The people of the book remember

This is an ode to a set of volumes barely known to many of us. To be clear, these volumes, l’havdil, don’t have any sanctity associated with them, yet they contain genealogical gems from which we can glean the story of individuals, whole families, and even sense the vibrancy of long gone communities: they are registration books where the vital records of the former residents of Jewish centers were inscribed.

These volumes were maintained in various places, and many (if not most) have been indexed and can be found on-line using JewishGen, a major web site of Jewish genealogy. The information extracted for those indexes are in English, so you can easily locate an ancestor. The index generally includes a link to the microfilm of the original page in the registration book which contains more information, though in the local language. Any struggle to decipher or find the translation of the writing can be like sifting for gold – it’s amazing when found. It’s even more amazing when the pages you’re seeking can be found in the actual physical volumes held in the archives. It’s only a bit of a stretch to compare it to seeing your loved ones in person today after all those Zoom sessions.
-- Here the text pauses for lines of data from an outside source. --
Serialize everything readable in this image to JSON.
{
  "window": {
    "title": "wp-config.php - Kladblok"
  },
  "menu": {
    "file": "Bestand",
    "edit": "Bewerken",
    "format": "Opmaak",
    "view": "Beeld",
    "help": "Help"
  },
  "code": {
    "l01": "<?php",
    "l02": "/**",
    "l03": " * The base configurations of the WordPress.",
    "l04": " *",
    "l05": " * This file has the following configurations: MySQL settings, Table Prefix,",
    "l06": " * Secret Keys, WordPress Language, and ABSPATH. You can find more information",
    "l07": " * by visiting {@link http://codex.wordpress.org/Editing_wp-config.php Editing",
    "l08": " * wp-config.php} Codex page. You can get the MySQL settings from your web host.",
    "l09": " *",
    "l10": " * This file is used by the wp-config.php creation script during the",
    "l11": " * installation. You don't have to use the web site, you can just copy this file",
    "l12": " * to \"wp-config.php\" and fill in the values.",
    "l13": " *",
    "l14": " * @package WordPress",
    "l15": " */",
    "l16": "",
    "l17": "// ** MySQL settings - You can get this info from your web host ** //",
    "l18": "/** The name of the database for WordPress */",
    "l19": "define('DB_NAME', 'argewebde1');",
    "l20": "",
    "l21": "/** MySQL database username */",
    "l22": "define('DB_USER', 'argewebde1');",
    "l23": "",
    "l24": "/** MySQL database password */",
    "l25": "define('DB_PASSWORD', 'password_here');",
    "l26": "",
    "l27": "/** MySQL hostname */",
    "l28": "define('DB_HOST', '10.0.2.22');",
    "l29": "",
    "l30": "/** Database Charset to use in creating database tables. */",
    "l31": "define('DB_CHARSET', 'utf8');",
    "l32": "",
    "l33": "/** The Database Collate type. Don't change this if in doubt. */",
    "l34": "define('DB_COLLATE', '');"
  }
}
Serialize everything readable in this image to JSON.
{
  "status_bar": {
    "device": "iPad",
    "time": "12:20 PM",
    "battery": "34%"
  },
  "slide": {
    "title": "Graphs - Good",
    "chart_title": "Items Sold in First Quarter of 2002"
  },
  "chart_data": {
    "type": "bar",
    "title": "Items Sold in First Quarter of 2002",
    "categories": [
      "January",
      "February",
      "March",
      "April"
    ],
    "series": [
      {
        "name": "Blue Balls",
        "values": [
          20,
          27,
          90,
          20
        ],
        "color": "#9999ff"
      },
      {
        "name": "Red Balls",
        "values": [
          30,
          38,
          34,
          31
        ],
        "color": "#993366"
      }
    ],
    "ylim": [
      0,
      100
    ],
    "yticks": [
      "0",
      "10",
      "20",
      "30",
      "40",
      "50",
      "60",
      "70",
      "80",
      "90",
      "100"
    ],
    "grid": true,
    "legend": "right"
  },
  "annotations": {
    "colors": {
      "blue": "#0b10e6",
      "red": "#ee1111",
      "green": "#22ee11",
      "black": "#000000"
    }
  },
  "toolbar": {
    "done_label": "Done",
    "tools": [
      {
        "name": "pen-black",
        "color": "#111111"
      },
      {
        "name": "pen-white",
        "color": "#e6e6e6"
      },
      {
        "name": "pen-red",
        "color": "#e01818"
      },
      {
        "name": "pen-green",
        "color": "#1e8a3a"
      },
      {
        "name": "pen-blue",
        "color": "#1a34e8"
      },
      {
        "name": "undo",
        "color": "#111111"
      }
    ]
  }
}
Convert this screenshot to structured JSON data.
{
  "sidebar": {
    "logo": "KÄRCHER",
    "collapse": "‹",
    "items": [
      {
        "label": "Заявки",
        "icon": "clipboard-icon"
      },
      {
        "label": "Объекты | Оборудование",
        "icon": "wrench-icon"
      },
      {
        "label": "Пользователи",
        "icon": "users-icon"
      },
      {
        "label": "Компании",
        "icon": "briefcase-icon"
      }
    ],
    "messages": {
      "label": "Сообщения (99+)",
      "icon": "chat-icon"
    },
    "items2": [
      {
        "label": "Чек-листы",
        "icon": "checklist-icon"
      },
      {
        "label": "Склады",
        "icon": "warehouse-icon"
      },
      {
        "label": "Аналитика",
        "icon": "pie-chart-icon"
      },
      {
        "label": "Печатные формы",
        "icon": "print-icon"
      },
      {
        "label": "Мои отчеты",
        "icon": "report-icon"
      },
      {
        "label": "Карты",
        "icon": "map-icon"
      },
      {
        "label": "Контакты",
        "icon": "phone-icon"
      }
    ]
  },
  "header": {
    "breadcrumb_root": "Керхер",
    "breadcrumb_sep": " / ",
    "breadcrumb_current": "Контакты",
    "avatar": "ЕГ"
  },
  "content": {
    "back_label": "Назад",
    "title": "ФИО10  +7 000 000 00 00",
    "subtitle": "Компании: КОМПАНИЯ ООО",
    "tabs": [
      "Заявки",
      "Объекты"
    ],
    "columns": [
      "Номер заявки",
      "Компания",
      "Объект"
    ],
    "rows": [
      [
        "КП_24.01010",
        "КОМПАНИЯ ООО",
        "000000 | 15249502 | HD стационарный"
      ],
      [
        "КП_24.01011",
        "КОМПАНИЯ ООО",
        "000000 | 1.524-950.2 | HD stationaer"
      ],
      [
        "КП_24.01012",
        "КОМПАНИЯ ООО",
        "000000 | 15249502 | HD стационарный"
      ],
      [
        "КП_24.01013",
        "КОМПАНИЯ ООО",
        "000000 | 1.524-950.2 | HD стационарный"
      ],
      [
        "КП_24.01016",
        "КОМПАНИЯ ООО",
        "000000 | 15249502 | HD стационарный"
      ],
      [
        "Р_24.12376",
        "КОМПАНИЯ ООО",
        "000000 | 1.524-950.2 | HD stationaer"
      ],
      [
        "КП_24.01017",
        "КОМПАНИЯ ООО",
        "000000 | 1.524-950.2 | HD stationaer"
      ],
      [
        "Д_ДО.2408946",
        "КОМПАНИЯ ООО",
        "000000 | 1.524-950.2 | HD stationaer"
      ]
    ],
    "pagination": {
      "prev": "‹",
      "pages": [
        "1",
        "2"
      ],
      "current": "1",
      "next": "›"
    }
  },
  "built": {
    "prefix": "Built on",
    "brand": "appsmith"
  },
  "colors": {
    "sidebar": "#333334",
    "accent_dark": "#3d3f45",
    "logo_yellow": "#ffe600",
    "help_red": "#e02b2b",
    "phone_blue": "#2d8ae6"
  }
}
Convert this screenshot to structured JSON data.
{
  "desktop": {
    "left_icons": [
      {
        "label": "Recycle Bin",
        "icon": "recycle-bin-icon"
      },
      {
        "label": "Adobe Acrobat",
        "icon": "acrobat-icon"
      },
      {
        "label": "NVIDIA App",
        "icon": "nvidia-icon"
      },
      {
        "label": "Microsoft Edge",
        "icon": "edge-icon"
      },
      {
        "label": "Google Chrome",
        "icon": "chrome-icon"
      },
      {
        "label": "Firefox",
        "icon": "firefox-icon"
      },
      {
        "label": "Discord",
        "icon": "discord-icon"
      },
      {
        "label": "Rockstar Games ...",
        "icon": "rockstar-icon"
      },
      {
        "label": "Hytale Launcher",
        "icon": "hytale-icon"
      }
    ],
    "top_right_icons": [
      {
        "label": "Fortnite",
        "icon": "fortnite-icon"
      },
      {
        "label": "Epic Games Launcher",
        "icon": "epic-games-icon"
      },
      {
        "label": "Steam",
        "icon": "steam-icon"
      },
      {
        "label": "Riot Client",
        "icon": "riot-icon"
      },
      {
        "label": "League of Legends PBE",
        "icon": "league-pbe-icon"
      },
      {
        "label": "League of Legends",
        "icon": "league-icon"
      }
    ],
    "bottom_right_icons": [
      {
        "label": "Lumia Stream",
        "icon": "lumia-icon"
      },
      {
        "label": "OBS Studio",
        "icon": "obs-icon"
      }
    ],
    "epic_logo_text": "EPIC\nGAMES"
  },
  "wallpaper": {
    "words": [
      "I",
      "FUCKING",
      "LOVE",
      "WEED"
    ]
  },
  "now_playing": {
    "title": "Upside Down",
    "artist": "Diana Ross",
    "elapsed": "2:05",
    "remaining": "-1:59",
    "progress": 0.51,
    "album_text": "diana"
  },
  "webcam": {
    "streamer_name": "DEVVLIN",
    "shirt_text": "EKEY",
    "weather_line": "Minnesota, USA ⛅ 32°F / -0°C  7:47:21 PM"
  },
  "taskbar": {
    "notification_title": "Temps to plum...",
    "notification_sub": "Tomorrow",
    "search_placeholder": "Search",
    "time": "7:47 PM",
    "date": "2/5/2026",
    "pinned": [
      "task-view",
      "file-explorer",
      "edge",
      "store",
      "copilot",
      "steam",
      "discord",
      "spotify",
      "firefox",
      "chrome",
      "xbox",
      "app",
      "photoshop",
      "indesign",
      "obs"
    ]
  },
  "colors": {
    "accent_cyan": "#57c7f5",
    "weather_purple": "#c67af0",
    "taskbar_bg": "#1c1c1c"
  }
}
I wanted to discover what was inscribed for my paternal grandfather’s family who had lived in Munkacs at least from the 1850s onward. As it happens, finding those records online basically wasn’t one of the options for Munkacs last summer when my son and I planned our roots trip. (Staff and volunteers from JewishGen are now indexing these volumes, and have begun putting them online, although uploading the originals will take a while yet.) The only way to access their contents was to personally travel and see the registration books for oneself – or to hire a researcher. We did both.

From Lisa Diamond, a noted genealogist specializing in the Jewish communities of central and eastern Europe, we learned that the registration volumes for Munkacs are kept about 40 km (25 miles) from there in the archives of Uzhorod (formerly Ungvar) the administrative seat of the area.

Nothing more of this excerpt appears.